The third reason for the Conservative defeat was that Labour made the most of the fact that it never had held office. It was relatively easy, therefore, to be all the things to all men. With higher wages and shorter hours, happy days would be here again. They attacked the Conservatives' pre-war foreign policy – attacked government by a privileged class. The day of the working man was to be at hand – and to the Socialists, virtually everyone was a working man. 

All these arguments, which were put forward with vigor and cleverness, had their effect. The conservative Party met the attack with little apparent energy. 

Instead of a vigorous campaign on the virtues of private enterprise, they offered a watered down version of blood, sweat, and tears for the years of peace. Blood, sweat and tears was fitted to the desperate days of 1940, but not to 1945 to a people whose chronic fatigue and exhaustion has brought them to a sharp-tempered dissatisfaction with life in England. 

The victory was overwhelming. Labour with its far reaching plan for Socialization and for "the new foreign policy" swept into office. What are the prospects in store for the Labour Party? It faces tremendous problems, both at home and abroad. It has made great promises to the electorate – higher wages and shorter hours, homes for all, cradle-to-the grave social security, nationalization of the mines, the land, transportation, and many other basic industries and services.

All of these projects will cost great sums of money. England, also has an external debt of nearly five billion pounds. It has few natural resources to build up the great export industry upon which her life will depend. England faces problems more gigantic than even our own. 

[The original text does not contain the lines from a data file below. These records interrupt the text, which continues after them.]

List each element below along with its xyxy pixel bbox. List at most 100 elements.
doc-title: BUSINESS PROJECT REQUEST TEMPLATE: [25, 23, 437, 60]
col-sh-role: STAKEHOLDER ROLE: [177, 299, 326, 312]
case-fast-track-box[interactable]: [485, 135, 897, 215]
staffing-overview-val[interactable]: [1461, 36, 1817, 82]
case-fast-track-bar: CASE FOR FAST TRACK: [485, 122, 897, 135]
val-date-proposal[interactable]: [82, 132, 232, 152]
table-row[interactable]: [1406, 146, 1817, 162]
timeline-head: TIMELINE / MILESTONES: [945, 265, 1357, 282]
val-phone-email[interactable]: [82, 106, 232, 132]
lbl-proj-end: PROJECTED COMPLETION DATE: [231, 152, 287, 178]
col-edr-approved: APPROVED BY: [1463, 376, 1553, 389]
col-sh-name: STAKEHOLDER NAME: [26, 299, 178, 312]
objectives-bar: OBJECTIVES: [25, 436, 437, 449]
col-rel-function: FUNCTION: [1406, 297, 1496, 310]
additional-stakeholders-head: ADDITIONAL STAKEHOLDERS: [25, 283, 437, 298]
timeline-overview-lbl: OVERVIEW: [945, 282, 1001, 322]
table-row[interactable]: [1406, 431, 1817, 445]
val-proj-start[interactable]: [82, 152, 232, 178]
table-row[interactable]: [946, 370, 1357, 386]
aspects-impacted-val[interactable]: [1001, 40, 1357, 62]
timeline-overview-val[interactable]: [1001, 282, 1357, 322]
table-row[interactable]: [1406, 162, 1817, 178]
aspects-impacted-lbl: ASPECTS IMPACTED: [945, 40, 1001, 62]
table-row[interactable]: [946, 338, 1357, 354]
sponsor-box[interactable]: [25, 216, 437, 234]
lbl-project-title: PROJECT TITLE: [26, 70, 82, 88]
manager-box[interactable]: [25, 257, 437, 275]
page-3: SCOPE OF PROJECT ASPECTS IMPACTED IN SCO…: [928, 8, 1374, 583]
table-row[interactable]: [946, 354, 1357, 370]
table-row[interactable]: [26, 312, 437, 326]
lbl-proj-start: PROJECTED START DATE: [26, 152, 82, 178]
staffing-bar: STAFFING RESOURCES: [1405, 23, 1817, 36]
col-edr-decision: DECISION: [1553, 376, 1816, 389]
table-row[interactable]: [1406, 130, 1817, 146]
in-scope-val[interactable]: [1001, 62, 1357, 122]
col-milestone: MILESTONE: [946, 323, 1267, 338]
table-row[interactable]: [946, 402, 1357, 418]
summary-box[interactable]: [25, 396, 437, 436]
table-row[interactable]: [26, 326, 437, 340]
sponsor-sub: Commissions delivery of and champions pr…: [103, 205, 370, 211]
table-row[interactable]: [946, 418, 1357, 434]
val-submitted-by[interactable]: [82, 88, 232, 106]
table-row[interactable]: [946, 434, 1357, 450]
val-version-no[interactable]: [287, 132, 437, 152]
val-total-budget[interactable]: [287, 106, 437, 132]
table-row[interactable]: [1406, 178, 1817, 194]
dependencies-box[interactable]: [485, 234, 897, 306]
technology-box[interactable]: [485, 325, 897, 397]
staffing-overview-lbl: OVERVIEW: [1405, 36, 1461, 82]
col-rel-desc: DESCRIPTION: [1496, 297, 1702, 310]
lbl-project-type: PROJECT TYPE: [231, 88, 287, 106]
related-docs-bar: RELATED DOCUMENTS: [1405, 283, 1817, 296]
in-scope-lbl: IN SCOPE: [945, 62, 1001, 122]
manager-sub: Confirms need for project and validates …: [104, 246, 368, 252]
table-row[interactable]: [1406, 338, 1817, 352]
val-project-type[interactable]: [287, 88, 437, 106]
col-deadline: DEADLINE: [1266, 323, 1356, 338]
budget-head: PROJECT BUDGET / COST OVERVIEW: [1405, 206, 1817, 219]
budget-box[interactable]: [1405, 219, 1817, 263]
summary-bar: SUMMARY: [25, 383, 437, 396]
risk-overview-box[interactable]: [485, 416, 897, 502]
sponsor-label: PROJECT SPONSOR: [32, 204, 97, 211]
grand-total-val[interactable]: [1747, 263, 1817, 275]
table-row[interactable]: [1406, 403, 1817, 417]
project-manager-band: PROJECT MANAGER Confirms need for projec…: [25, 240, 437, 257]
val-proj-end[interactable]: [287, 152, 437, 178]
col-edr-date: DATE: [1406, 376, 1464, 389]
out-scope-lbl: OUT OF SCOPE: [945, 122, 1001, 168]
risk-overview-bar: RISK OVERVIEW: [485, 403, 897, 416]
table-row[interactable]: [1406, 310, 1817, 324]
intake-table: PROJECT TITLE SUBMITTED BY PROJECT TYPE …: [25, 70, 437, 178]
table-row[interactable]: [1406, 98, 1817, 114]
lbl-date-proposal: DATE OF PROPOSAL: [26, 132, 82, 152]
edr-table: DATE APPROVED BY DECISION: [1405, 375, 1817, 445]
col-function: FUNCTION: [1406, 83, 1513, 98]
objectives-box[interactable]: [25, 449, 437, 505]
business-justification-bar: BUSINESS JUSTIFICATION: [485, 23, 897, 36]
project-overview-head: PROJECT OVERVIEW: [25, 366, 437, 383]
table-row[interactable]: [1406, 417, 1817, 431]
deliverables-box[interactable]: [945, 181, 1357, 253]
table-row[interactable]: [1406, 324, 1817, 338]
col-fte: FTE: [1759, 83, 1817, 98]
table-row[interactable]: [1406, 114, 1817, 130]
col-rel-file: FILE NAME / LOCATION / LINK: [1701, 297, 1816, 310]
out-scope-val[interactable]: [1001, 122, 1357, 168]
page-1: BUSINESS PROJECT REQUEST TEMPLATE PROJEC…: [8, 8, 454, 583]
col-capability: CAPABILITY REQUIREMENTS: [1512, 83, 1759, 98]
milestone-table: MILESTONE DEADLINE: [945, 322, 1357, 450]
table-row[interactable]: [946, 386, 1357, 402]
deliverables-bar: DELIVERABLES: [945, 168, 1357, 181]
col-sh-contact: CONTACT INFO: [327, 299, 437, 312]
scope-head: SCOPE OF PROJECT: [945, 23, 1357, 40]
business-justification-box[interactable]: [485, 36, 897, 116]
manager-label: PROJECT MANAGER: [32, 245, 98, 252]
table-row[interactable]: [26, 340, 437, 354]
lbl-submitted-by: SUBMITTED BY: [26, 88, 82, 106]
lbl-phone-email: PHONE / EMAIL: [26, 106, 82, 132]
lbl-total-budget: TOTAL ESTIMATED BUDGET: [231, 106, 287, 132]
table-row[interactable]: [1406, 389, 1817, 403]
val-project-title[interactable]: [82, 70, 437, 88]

The Socialist victory was the result of difficult times. If the times become even more difficult, the trend toward all British life becoming regulated by the government will grow and the possibilities of an authoritarian regime holding power "in the interests of the people" will become increasingly strong.

SourceDavid F. Powers Personal Papers, Box 28, "United War Fund Appeal, 8 October 1945." John F. Kennedy Presidential Library.